Orthographic Variation in the Samaritan Pentateuch: A Statistical Analysis

Currently (2018-) a very satisfying scholarly edition of the Samaritan Pentateuch (SP) is being prepared and published by prof. dr. Stefan Schorch, University of Halle, at De Gruyter Publishing. Thanks to his digitization of Ms. Dublin Chester Beatty Library 751 (1225 AD), the oldest complete SP manuscript, our Copenhagen research group has been able to publish a linguistically annotated dataset of this manuscript at https://github.com/DT-UCPH/sp. Little research has been done on SP orthography, and most of what is known is stated in general terms: SP has fuller orthography than the Masoretic Text (MT), i.e., SP will much more often use vowel letters for historically long vowels. This lack of research is probably partly explainable by reference to the flawed character of older editions of SP. Our research group is working on a large-scale project analyzing ancient Hebrew orthography on the basis of more evidence than earlier, mostly MT-based studies.
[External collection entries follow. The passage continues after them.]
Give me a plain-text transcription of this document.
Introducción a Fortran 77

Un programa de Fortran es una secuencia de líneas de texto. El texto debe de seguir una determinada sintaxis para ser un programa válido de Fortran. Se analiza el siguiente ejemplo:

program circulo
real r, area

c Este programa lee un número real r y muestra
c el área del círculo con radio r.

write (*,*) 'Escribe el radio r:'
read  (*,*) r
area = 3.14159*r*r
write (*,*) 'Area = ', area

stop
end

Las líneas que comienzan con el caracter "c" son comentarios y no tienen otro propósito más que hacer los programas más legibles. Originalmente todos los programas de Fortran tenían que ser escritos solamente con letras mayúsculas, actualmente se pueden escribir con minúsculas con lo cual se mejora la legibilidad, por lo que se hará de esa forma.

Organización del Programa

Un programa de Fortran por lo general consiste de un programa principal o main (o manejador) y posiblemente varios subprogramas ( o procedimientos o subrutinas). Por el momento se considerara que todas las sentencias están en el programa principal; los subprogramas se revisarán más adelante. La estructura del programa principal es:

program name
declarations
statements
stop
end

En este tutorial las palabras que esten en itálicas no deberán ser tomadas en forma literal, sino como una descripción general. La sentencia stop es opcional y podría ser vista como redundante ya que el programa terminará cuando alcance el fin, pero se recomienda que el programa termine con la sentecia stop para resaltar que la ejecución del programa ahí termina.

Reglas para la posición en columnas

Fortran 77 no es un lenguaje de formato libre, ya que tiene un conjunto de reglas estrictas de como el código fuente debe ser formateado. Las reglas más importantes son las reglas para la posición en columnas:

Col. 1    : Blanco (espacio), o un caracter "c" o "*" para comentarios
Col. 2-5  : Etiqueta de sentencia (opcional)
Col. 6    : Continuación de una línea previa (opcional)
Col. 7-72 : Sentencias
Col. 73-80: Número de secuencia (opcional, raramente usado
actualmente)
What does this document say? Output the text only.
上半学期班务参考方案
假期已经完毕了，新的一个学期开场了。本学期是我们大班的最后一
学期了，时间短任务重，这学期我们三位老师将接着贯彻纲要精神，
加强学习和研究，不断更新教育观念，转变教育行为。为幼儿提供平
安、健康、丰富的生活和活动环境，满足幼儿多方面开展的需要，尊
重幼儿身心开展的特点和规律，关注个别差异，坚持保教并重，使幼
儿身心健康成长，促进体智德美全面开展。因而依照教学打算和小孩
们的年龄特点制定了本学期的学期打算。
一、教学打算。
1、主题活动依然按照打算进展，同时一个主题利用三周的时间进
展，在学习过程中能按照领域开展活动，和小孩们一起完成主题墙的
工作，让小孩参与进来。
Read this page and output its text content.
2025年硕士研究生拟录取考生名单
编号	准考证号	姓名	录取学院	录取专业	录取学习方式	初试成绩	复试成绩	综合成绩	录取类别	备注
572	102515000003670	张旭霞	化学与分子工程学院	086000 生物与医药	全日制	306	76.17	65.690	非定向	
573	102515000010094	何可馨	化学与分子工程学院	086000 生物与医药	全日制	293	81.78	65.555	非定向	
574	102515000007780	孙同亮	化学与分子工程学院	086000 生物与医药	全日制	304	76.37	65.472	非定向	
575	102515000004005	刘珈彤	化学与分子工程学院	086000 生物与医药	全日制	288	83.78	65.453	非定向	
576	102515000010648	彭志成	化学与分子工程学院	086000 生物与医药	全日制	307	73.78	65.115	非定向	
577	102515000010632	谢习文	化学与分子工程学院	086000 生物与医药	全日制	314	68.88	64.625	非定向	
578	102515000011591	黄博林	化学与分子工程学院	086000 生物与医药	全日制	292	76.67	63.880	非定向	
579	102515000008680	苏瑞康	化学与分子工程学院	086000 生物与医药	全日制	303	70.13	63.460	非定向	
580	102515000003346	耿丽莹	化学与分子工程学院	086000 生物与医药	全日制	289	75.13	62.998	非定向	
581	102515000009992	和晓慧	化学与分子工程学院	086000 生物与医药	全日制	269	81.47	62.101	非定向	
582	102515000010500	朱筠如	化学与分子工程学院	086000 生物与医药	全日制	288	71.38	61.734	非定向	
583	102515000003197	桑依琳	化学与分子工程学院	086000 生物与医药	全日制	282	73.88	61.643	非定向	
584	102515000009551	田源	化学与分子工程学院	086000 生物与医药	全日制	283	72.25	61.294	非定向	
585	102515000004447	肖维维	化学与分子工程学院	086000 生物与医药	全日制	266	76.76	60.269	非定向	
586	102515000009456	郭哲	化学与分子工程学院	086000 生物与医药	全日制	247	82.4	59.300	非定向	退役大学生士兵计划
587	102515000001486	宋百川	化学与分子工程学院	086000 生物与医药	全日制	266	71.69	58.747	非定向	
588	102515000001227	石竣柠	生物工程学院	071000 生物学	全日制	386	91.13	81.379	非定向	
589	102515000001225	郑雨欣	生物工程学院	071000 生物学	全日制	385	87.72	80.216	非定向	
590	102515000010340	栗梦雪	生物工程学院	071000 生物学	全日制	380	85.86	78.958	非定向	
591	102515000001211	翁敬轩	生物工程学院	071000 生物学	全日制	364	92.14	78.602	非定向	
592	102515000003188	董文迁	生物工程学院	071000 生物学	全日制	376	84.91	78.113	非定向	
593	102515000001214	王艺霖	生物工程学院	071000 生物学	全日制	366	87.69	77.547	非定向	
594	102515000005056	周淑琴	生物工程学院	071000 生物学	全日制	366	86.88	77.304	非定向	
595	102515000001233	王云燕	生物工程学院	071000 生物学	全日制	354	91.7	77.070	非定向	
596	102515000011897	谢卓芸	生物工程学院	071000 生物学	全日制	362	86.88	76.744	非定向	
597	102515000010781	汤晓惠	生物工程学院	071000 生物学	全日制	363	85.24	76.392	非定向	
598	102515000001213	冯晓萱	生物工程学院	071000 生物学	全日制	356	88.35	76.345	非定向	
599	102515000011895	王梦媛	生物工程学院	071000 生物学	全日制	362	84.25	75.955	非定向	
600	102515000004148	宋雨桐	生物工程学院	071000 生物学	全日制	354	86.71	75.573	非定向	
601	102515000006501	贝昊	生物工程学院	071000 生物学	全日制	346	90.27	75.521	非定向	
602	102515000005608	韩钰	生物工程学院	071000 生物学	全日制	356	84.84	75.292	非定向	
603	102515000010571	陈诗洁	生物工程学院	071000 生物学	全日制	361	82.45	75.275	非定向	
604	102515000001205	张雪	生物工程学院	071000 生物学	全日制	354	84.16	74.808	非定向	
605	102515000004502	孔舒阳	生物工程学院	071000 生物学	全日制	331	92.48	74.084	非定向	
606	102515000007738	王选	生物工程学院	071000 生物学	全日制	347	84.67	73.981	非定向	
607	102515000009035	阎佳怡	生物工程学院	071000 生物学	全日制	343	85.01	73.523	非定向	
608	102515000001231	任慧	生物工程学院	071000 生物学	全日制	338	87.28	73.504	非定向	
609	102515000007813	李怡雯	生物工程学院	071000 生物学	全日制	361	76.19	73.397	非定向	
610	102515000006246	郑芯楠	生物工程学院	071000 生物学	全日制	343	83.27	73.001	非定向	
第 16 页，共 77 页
We thus take into account the spelling of both MT, DSS and SP, and we are trying to figure out more precisely which factors influence the use of vowel letters, such a diachrony, ‘Qumran Scribal Practice’, presence of affixes, etc. Our orthography project is a case study in digital humanities (DH). We are trying to figure out how to apply machine learning and advanced Bayesian statistics so as to learn new things about ancient languages. The paper will introduce the SP and will present our findings with respect to SP spelling. We will also present the DH methods that we use.